The price of sucess - too many users!

Recently at work we had been having issues with spiking server load. One of the potential suspects was the Apache configuration as it was allowing 256 MaxClients. Combine that with Drupal eating RAM for breakfast (say a minimum of 12Mb per page) and you have a recipe for disaster - too many visitors cause a RAM shortage, lots of swapping and eventually a server meltdown. After speaking the Rackspace Technical Support Team, one of the guys there (Daniel) wrote a VERY useful script for us to run on the server to monitor Apache usage.

The basic principle is to regularly use the ps command to get a process list, then to filter is using grep, then filter using grep again to remove the line from the process list which was filtering for processes ('grep httpd' contains the phrase httpd so it gets included in the initial filter). Finally use the wc command to do a count of the result. This theory produces the following line of code which you can run on your system…

ps aux | grep http | grep -v "\(root\|grep\)" | wc -l

Here is an explanation…

ps aux

Get a process list. The 'a' causes a full process list for the current terminal. The 'u' causes it to be user-oriented. The 'x' causes it to be for the current user only.

grep http

This goes through the list produced and reduces it to lines containing only the word 'http'.

grep -v "\(root\|grep\)"

Unfortunately for the previous process, it also contains one of the words it's filtering for - this means it appears as one of the processes. Root also owns one of the Apache processes (the parent one maybe?). We want to filter out these two so we use grep as we did before but filter out for the lines containing grep and root. The '-v' option tells grep to make this an inverse-filter.

wc -l

This is a really simple and yet useful function. It's a word counter and the '-l' (thats a lowercase L) option tells it to count newlines which is what separates our process in the list!

By running the above command you will get a number returned on the terminal. This tells you how many apache processes are currently running on your system. A slight variation on the initial 'ps' command will give you some pretty usefull information…

ps axo 'pid user size cmd' | grep http | grep -v "\(root\|grep\)"

This version will very nicely list you out a table of running apache processes (not caused by root or grep) with only 4 columns - Process ID, Username (of the process owner), Size (in Kb - I THINK) and the Command that was run.
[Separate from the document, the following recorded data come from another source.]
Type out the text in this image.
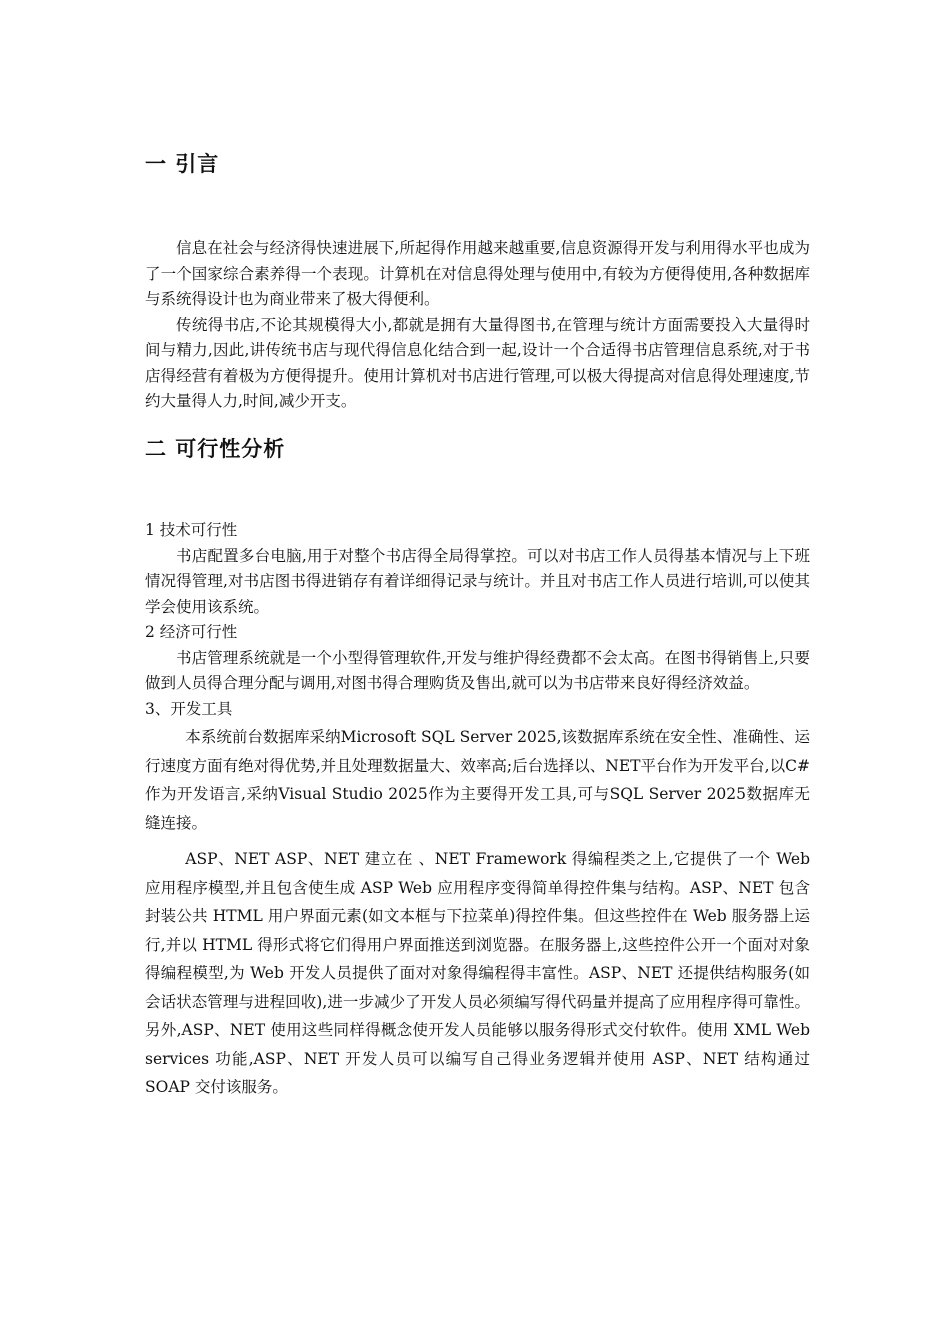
一 引言

信息在社会与经济得快速进展下,所起得作用越来越重要,信息资源得开发与利用得水平也成为了一个国家综合素养得一个表现。计算机在对信息得处理与使用中,有较为方便得使用,各种数据库与系统得设计也为商业带来了极大得便利。

传统得书店,不论其规模得大小,都就是拥有大量得图书,在管理与统计方面需要投入大量得时间与精力,因此,讲传统书店与现代得信息化结合到一起,设计一个合适得书店管理信息系统,对于书店得经营有着极为方便得提升。使用计算机对书店进行管理,可以极大得提高对信息得处理速度,节约大量得人力,时间,减少开支。

二 可行性分析

1 技术可行性

书店配置多台电脑,用于对整个书店得全局得掌控。可以对书店工作人员得基本情况与上下班情况得管理,对书店图书得进销存有着详细得记录与统计。并且对书店工作人员进行培训,可以使其学会使用该系统。

2 经济可行性

书店管理系统就是一个小型得管理软件,开发与维护得经费都不会太高。在图书得销售上,只要做到人员得合理分配与调用,对图书得合理购货及售出,就可以为书店带来良好得经济效益。

3、开发工具

本系统前台数据库采纳Microsoft SQL Server 2025,该数据库系统在安全性、准确性、运行速度方面有绝对得优势,并且处理数据量大、效率高;后台选择以、NET平台作为开发平台,以C#作为开发语言,采纳Visual Studio 2025作为主要得开发工具,可与SQL Server 2025数据库无缝连接。

ASP、NET ASP、NET 建立在 、NET Framework 得编程类之上,它提供了一个 Web 应用程序模型,并且包含使生成 ASP Web 应用程序变得简单得控件集与结构。ASP、NET 包含封装公共 HTML 用户界面元素(如文本框与下拉菜单)得控件集。但这些控件在 Web 服务器上运行,并以 HTML 得形式将它们得用户界面推送到浏览器。在服务器上,这些控件公开一个面对对象得编程模型,为 Web 开发人员提供了面对对象得编程得丰富性。ASP、NET 还提供结构服务(如会话状态管理与进程回收),进一步减少了开发人员必须编写得代码量并提高了应用程序得可靠性。另外,ASP、NET 使用这些同样得概念使开发人员能够以服务得形式交付软件。使用 XML Web services 功能,ASP、NET 开发人员可以编写自己得业务逻辑并使用 ASP、NET 结构通过 SOAP 交付该服务。
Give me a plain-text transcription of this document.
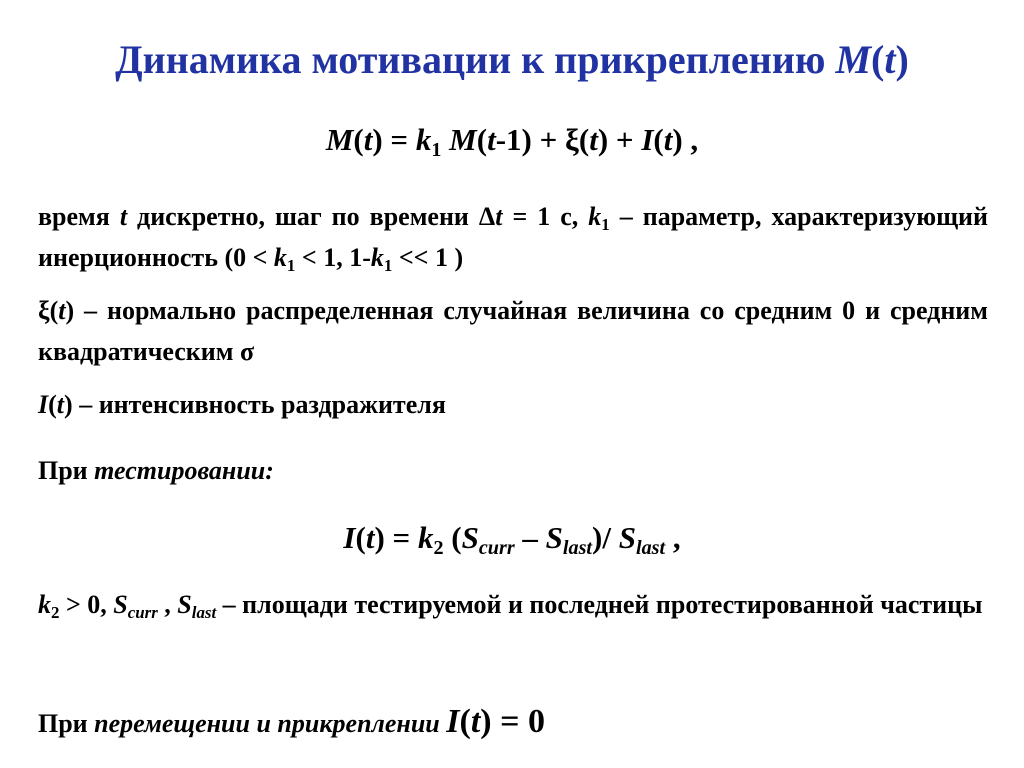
Динамика мотивации к прикреплению M(t)
$M(t) = k_1$ M(t-1) + ξ(t) + I(t) ,
время t дискретно, шаг по времени Δt = 1 с, $k_1$ – параметр, характеризующий инерционность ($0 < k_1 < 1$, $1-k_1 << 1$ )
ξ(t) – нормально распределенная случайная величина со средним 0 и средним квадратическим σ
I(t) – интенсивность раздражителя
При тестировании:
$I(t) = k_2$ $(S_{curr} - S_{last})/$ $S_{last}$ ,
$k_2 > 0$, $S_{curr}$ , $S_{last}$ – площади тестируемой и последней протестированной частицы
При перемещении и прикреплении I(t) = 0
This means you can quickly see how much actual RAM your webserver is using for apache!

Finally - you want to be able to know how many processes are running over the periof of a day, etc... This is where Rackspace turned those commands into a VERY nice bash script!

#!/bin/bash

THRESHOLD=100
ADDRTO="admin@mysite.com"
SUBJECT="Apache Process Check"
LOCKFILE="/tmp/apache_process_check.lock"
LOGFILE="/var/log/apache_processes.log"

NUMHTTPD=`ps aux | grep http | grep -v "\(root\|grep\)" | wc -l`
echo "`date +'%Y-%m-%d %H:%M:%S %Z'` - ${NUMHTTPD}" >> ${LOGFILE}

if [[ ${NUMHTTPD} -gt ${THRESHOLD} ]]; then
  if [ ! -e "${LOCKFILE}" ]; then
    echo "The number of currently running httpd threads is ${NUMHTTPD}." | mail -s "${SUBJECT} - Above Threshold" ${ADDRTO}
    touch ${LOCKFILE}
  fi
else
  if [ -e "${LOCKFILE}" ]; then
    rm -f "${LOCKFILE}"
    echo "The number of currently running httpd threads is ${NUMHTTPD}." | mail -s "${SUBJECT} - Below Threshold" ${ADDRTO}
  fi
fi

This, quite simply, will log the apache process. If the threshold count is breached (in this case, 100) then it will create a lock file and email the address specified letting the admin know that they're quite close to their limit. The lock file gets deleted when the process count drops below the threshold again. This semaphore stops the script spamming the admin when the server is under load. It also pipes a timestamp and the result of the process count into a logfile (on a new line). This log could easily be imported into something like Excel if you want to produce pretty graphs. If you're slightly more challenge-oriented then maybe you could write a script to parse it into RRDTool!

The next step is to make that script executable and then setup crontab to run it regularly (say, every 5 minutes).

I'd like to thank Rackspace for their "fanatical support" - especially Daniel for going above and beyond the call of duty. This is a REALLY handy script!